It was a cheesy pick-up, but at least it was timely.

You get credit for being in the moment.

You also get credit for being…oh, I don’t know what the right word is…not sleazy.

How’s that?

The whole experience was delightfully genuine. You left no room for doubt of your interest in me, but remained respectful, appropriate and…eager.

Our conversation was fun – a mini tornado of words and positive feelings, shiny eyes. After, I felt as if I had been spun around the room, hand-in-hand with dance partner…happy, refreshed – out of breath.

I let myself soak it in.
Just for a minute.

It’s been a while since I felt that kind of feeling.
It was nice. And I definitely leaned into it.

But, only for a minute.

When you walked away, I remembered who I was, where I was…who I was with –

I remembered that there were lessons-learned that I needed to apply, lessons I needed to deliver…

Feelings fade; reason endures.
Purpose is paramount.

There’s always a bit of reservation in me, and I hope it didn’t spoil the moment for you.

Of course, the bigger spoiler was probably that I didn’t respond to your sweet, sweet follow up.

Would you believe me if I told you I didn’t know what to do, what to say next; that I realized you were an experience I had to process to decide how much I’m willing to let truth and honesty guide my next steps.

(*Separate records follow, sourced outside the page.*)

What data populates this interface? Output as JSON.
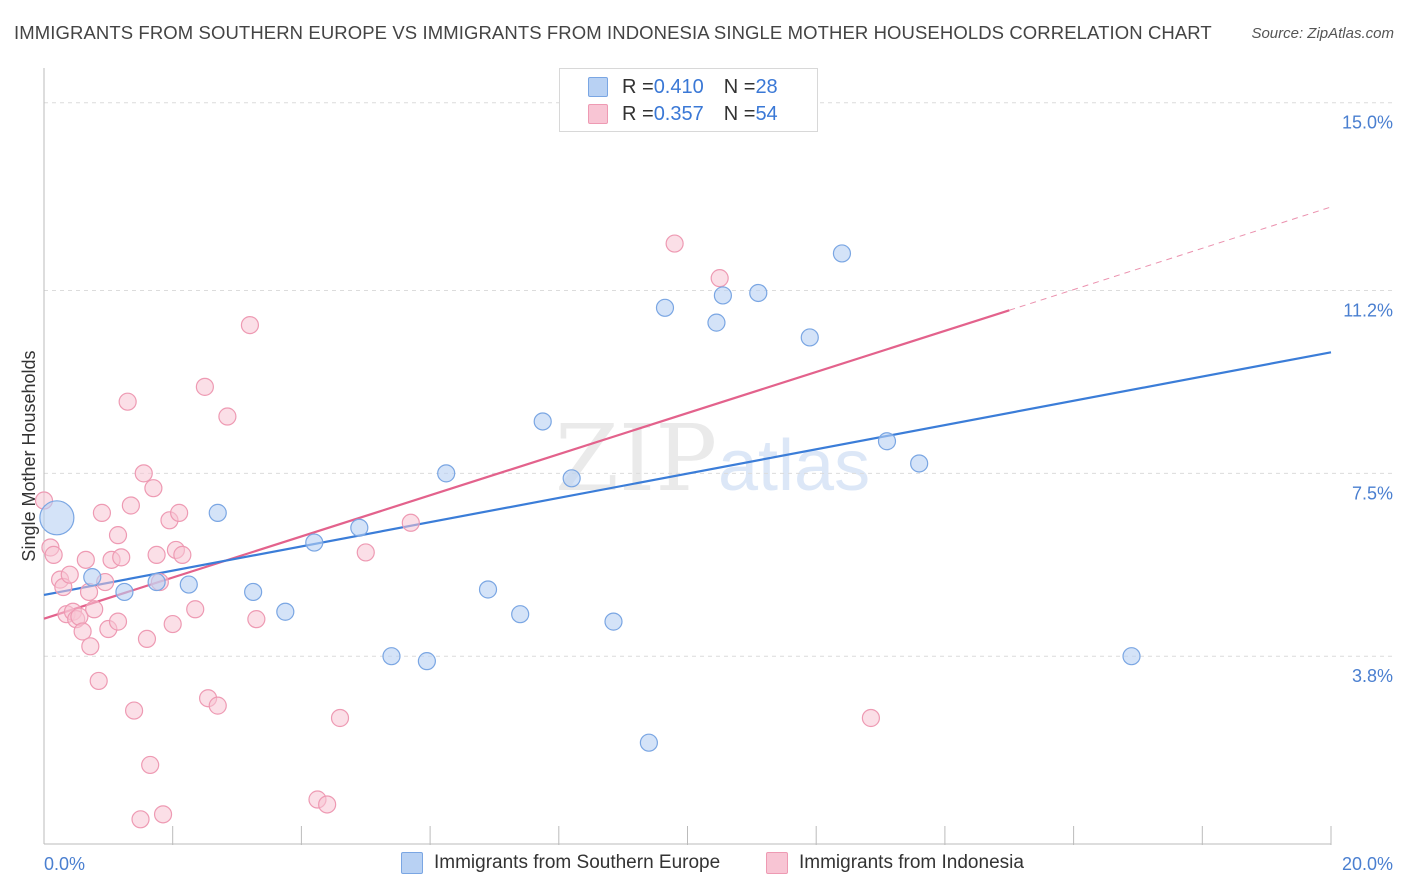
{
  "header": {
    "title": "IMMIGRANTS FROM SOUTHERN EUROPE VS IMMIGRANTS FROM INDONESIA SINGLE MOTHER HOUSEHOLDS CORRELATION CHART",
    "source": "Source: ZipAtlas.com"
  },
  "legend": {
    "row1": {
      "r_label": "R = ",
      "r_value": "0.410",
      "n_label": "N = ",
      "n_value": "28"
    },
    "row2": {
      "r_label": "R = ",
      "r_value": "0.357",
      "n_label": "N = ",
      "n_value": "54"
    }
  },
  "bottom_legend": {
    "series1": "Immigrants from Southern Europe",
    "series2": "Immigrants from Indonesia"
  },
  "watermark": {
    "zip": "ZIP",
    "atlas": "atlas"
  },
  "chart_data": {
    "type": "scatter",
    "title": "IMMIGRANTS FROM SOUTHERN EUROPE VS IMMIGRANTS FROM INDONESIA SINGLE MOTHER HOUSEHOLDS CORRELATION CHART",
    "xlabel": "",
    "ylabel": "Single Mother Households",
    "xlim": [
      0,
      20
    ],
    "ylim": [
      0,
      15.5
    ],
    "x_tick_labels": {
      "min": "0.0%",
      "max": "20.0%"
    },
    "y_ticks": [
      {
        "value": 3.8,
        "label": "3.8%"
      },
      {
        "value": 7.5,
        "label": "7.5%"
      },
      {
        "value": 11.2,
        "label": "11.2%"
      },
      {
        "value": 15.0,
        "label": "15.0%"
      }
    ],
    "colors": {
      "series1_fill": "#b8d1f3",
      "series1_stroke": "#7aa6e3",
      "series1_line": "#3b7dd8",
      "series2_fill": "#f8c5d4",
      "series2_stroke": "#ee9ab3",
      "series2_line": "#e3628c"
    },
    "series": [
      {
        "name": "Immigrants from Southern Europe",
        "R": 0.41,
        "N": 28,
        "trend": {
          "x0": 0,
          "y0": 5.04,
          "x1": 20,
          "y1": 9.95
        },
        "points": [
          {
            "x": 0.2,
            "y": 6.6,
            "big": true
          },
          {
            "x": 0.75,
            "y": 5.4
          },
          {
            "x": 1.25,
            "y": 5.1
          },
          {
            "x": 1.75,
            "y": 5.3
          },
          {
            "x": 2.25,
            "y": 5.25
          },
          {
            "x": 2.7,
            "y": 6.7
          },
          {
            "x": 3.25,
            "y": 5.1
          },
          {
            "x": 3.75,
            "y": 4.7
          },
          {
            "x": 4.2,
            "y": 6.1
          },
          {
            "x": 4.9,
            "y": 6.4
          },
          {
            "x": 5.4,
            "y": 3.8
          },
          {
            "x": 5.95,
            "y": 3.7
          },
          {
            "x": 6.25,
            "y": 7.5
          },
          {
            "x": 6.9,
            "y": 5.15
          },
          {
            "x": 7.4,
            "y": 4.65
          },
          {
            "x": 7.75,
            "y": 8.55
          },
          {
            "x": 8.2,
            "y": 7.4
          },
          {
            "x": 8.85,
            "y": 4.5
          },
          {
            "x": 9.4,
            "y": 2.05
          },
          {
            "x": 9.65,
            "y": 10.85
          },
          {
            "x": 10.45,
            "y": 10.55
          },
          {
            "x": 10.55,
            "y": 11.1
          },
          {
            "x": 11.1,
            "y": 11.15
          },
          {
            "x": 11.9,
            "y": 10.25
          },
          {
            "x": 12.4,
            "y": 11.95
          },
          {
            "x": 13.1,
            "y": 8.15
          },
          {
            "x": 13.6,
            "y": 7.7
          },
          {
            "x": 16.9,
            "y": 3.8
          }
        ]
      },
      {
        "name": "Immigrants from Indonesia",
        "R": 0.357,
        "N": 54,
        "trend": {
          "x0": 0,
          "y0": 4.56,
          "x1": 15,
          "y1": 10.8
        },
        "trend_dashed": {
          "x0": 15,
          "y0": 10.8,
          "x1": 20,
          "y1": 12.89
        },
        "points": [
          {
            "x": 0.0,
            "y": 6.95
          },
          {
            "x": 0.1,
            "y": 6.0
          },
          {
            "x": 0.15,
            "y": 5.85
          },
          {
            "x": 0.25,
            "y": 5.35
          },
          {
            "x": 0.3,
            "y": 5.2
          },
          {
            "x": 0.35,
            "y": 4.65
          },
          {
            "x": 0.4,
            "y": 5.45
          },
          {
            "x": 0.45,
            "y": 4.7
          },
          {
            "x": 0.5,
            "y": 4.55
          },
          {
            "x": 0.55,
            "y": 4.6
          },
          {
            "x": 0.6,
            "y": 4.3
          },
          {
            "x": 0.65,
            "y": 5.75
          },
          {
            "x": 0.7,
            "y": 5.1
          },
          {
            "x": 0.72,
            "y": 4.0
          },
          {
            "x": 0.78,
            "y": 4.75
          },
          {
            "x": 0.85,
            "y": 3.3
          },
          {
            "x": 0.9,
            "y": 6.7
          },
          {
            "x": 0.95,
            "y": 5.3
          },
          {
            "x": 1.0,
            "y": 4.35
          },
          {
            "x": 1.05,
            "y": 5.75
          },
          {
            "x": 1.15,
            "y": 4.5
          },
          {
            "x": 1.15,
            "y": 6.25
          },
          {
            "x": 1.2,
            "y": 5.8
          },
          {
            "x": 1.3,
            "y": 8.95
          },
          {
            "x": 1.35,
            "y": 6.85
          },
          {
            "x": 1.4,
            "y": 2.7
          },
          {
            "x": 1.5,
            "y": 0.5
          },
          {
            "x": 1.55,
            "y": 7.5
          },
          {
            "x": 1.6,
            "y": 4.15
          },
          {
            "x": 1.65,
            "y": 1.6
          },
          {
            "x": 1.7,
            "y": 7.2
          },
          {
            "x": 1.75,
            "y": 5.85
          },
          {
            "x": 1.8,
            "y": 5.3
          },
          {
            "x": 1.85,
            "y": 0.6
          },
          {
            "x": 1.95,
            "y": 6.55
          },
          {
            "x": 2.0,
            "y": 4.45
          },
          {
            "x": 2.05,
            "y": 5.95
          },
          {
            "x": 2.1,
            "y": 6.7
          },
          {
            "x": 2.15,
            "y": 5.85
          },
          {
            "x": 2.35,
            "y": 4.75
          },
          {
            "x": 2.5,
            "y": 9.25
          },
          {
            "x": 2.55,
            "y": 2.95
          },
          {
            "x": 2.7,
            "y": 2.8
          },
          {
            "x": 2.85,
            "y": 8.65
          },
          {
            "x": 3.2,
            "y": 10.5
          },
          {
            "x": 3.3,
            "y": 4.55
          },
          {
            "x": 4.25,
            "y": 0.9
          },
          {
            "x": 4.4,
            "y": 0.8
          },
          {
            "x": 4.6,
            "y": 2.55
          },
          {
            "x": 5.0,
            "y": 5.9
          },
          {
            "x": 5.7,
            "y": 6.5
          },
          {
            "x": 9.8,
            "y": 12.15
          },
          {
            "x": 10.5,
            "y": 11.45
          },
          {
            "x": 12.85,
            "y": 2.55
          }
        ]
      }
    ]
  }
}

Does that sound as brutal to your ears as it does to mine?

You are a gentleman.

(Okay. Maybe not, but within the moments we’ve shared, that’s the part you’ve played.)

It seems, I am still learning how to be a lady.

(Okay. Maybe that’s who you think I am, but trust me, I come from a heritage of whoredom, and I’m blazing my own trail to leave behind me the lust and love-lies of the bloodline.)

Was that too philosophical for you?

I’m an Aquarius proper…and I’m afraid, I’ll always be too detached for you, reveling in the lessons from disappointment, revering the rational over the romantic…

…always pressing forward to the distance…

(…whether you’re holding my hand or not.)